Biographie[modifier | modifier le code]

Roger Caillois fait toutes ses études secondaires à Reims[1], habitant pendant sa jeunesse au 75 de la rue Hincmar, en face de la maison de Roger Gilbert-Lecomte. Il ne tarde pas à entrer en contact avec les membres de la revue Le Grand Jeu, soumettant ses premiers textes à Roger Gilbert-Lecomte et à René Daumal.

Venu à Paris en 1929 pour y préparer le concours de l'École normale supérieure (ENS), il suit une classe d'hypokhâgne, puis de khâgne, au lycée Louis-le-Grand ; il est reçu à l'ENS de la rue d'Ulm en 1933, où il prépare l'agrégation de grammaire, qu'il obtient en 1936[2].

Durant cette période, il entre en contact avec André Breton, à la suite de sa réponse à une enquête sur la littérature. Il prend part aux activités du groupe, se liant d'amitié avec notamment Salvador Dalí, Paul Éluard, Max Ernst.

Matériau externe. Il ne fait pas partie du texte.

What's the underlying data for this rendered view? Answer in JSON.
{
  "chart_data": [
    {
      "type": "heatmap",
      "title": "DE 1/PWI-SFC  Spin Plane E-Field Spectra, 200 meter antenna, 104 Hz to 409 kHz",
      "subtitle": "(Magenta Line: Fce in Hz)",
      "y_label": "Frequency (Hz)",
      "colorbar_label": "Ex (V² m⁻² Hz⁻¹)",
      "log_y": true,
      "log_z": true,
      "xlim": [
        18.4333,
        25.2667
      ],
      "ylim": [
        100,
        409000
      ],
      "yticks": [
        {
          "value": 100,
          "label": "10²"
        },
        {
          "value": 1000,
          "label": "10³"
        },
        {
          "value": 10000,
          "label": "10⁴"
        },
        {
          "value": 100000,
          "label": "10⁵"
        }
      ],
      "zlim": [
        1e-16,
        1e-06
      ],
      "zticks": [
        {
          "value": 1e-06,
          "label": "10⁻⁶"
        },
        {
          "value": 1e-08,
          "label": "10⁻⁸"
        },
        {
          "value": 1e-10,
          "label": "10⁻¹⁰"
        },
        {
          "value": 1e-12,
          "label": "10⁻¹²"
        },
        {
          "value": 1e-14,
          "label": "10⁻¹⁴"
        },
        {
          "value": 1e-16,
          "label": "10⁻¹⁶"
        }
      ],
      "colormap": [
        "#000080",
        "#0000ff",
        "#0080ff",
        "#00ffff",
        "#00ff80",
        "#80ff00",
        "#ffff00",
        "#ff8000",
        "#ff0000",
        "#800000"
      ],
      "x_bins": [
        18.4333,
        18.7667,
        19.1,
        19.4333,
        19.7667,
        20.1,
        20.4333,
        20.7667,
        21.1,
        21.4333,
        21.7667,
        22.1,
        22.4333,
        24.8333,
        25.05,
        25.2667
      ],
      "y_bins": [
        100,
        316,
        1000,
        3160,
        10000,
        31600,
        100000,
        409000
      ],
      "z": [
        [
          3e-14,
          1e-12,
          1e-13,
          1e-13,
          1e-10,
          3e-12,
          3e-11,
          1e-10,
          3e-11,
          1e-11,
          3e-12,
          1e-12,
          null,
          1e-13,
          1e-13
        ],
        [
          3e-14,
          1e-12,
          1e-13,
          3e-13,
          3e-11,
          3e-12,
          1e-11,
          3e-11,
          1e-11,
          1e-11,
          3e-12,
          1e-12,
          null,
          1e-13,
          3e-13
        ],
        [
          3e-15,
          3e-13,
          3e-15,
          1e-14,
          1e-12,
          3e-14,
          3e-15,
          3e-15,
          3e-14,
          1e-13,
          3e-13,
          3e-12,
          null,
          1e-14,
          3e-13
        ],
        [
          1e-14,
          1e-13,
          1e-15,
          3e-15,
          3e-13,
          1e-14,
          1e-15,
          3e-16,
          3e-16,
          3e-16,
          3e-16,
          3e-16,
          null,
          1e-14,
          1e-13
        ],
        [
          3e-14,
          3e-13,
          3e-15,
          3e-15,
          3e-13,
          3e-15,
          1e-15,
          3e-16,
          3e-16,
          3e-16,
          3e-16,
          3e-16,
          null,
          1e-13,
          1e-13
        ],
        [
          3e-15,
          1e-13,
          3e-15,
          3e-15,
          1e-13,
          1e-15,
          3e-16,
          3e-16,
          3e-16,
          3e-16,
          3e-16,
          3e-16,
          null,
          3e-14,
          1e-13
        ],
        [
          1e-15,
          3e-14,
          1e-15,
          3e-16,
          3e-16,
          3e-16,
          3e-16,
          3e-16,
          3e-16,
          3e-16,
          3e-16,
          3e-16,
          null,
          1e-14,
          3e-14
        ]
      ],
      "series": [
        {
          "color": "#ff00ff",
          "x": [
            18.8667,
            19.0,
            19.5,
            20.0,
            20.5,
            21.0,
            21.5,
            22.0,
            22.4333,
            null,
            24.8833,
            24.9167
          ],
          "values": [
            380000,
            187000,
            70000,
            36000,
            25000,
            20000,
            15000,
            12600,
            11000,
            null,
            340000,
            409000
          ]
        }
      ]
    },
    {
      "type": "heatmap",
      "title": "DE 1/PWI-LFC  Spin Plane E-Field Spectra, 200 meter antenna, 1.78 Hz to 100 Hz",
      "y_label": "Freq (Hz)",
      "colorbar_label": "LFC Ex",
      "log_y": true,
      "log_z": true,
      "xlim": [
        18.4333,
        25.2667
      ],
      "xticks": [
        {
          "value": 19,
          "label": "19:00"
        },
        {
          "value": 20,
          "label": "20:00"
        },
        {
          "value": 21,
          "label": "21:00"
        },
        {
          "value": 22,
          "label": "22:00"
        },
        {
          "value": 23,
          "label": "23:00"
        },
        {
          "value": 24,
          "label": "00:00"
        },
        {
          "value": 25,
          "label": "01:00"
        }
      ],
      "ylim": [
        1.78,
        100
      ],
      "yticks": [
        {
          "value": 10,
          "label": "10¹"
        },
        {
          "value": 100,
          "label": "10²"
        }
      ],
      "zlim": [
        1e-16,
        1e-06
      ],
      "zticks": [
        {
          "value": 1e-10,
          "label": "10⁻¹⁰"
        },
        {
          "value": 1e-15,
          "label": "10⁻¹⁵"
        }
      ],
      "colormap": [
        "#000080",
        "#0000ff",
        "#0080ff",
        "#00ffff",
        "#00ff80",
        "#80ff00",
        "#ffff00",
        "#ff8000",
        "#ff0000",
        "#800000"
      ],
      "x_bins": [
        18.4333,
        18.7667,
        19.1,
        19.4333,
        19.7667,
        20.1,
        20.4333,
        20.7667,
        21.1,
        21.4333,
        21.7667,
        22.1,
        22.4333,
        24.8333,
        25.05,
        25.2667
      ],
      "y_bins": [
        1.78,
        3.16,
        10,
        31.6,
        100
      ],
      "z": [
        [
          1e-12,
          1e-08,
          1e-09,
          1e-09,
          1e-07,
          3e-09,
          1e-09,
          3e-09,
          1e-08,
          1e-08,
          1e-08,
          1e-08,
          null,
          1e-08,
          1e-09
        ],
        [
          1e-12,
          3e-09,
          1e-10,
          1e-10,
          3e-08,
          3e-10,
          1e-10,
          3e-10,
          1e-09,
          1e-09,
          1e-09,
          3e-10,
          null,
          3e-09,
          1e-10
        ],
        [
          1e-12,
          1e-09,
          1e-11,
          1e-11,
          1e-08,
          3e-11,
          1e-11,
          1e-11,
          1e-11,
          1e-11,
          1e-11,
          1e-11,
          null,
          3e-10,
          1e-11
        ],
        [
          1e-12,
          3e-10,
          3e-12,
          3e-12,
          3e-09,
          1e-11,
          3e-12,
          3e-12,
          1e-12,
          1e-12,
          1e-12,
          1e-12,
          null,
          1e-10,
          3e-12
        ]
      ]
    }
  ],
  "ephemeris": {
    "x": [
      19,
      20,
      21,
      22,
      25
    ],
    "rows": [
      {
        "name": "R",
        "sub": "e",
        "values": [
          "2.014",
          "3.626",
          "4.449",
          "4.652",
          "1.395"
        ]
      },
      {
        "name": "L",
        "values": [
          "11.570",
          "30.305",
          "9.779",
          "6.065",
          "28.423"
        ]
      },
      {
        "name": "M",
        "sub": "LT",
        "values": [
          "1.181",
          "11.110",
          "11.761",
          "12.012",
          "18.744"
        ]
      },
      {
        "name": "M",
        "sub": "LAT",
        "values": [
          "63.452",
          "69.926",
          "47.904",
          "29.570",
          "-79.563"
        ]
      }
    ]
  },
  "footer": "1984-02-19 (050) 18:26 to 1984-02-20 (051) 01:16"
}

Caillois rompt avec le surréalisme en 1935 en publiant sa lettre ouverte à André Breton, pour se rapprocher d'anciens surréalistes comme Tzara et Aragon autour de la revue Inquisitions. La revue entend mener une étude scientifique et rigoureuse des phénomènes humains, en se plaçant sous le signe d'un nouveau rationalisme inspiré par Gaston Bachelard. Au surréalisme succède donc le « surrationalisme ». En 1937, Caillois critique la Naturphilosophie et l'usage abusif que les romantiques allemands ont fait selon lui des données scientifiques disponibles en 1800. Il prend parti pour Fichte en qui il voit un défenseur de la raison systématique contre les excès de l'intuition et de la mysticité. Caillois craint que les poètes de son temps ne reproduisent la même attitude et s'emparent de la physique quantique et de la théorie de la relativité pour construire des analogies pseudo-scientifiques. Il écrit qu'« il est temps de recourir à la dictature de la rigueur »[3].

Il publie un article sur Dionysos dans la revue Acéphale de Georges Bataille et collabore à La Nouvelle Revue française à partir de 1935. Cofondateur, avec Bataille et Michel Leiris, du Collège de sociologie, Caillois fait, en 1938, la rencontre de la femme de lettres, éditrice et mécène argentine Victoria Ocampo, qui l'invite à séjourner chez elle, en Argentine, durant la Seconde Guerre mondiale. S'engageant pour la France libre, il rallie le comité français libre local[4], dirige, pendant ces années-là, l'Institut français de Buenos Aires et lance la revue Les Lettres françaises[5], à laquelle il travaille aidé de son épouse, Yvette[6], venue le rejoindre en Argentine en 1940.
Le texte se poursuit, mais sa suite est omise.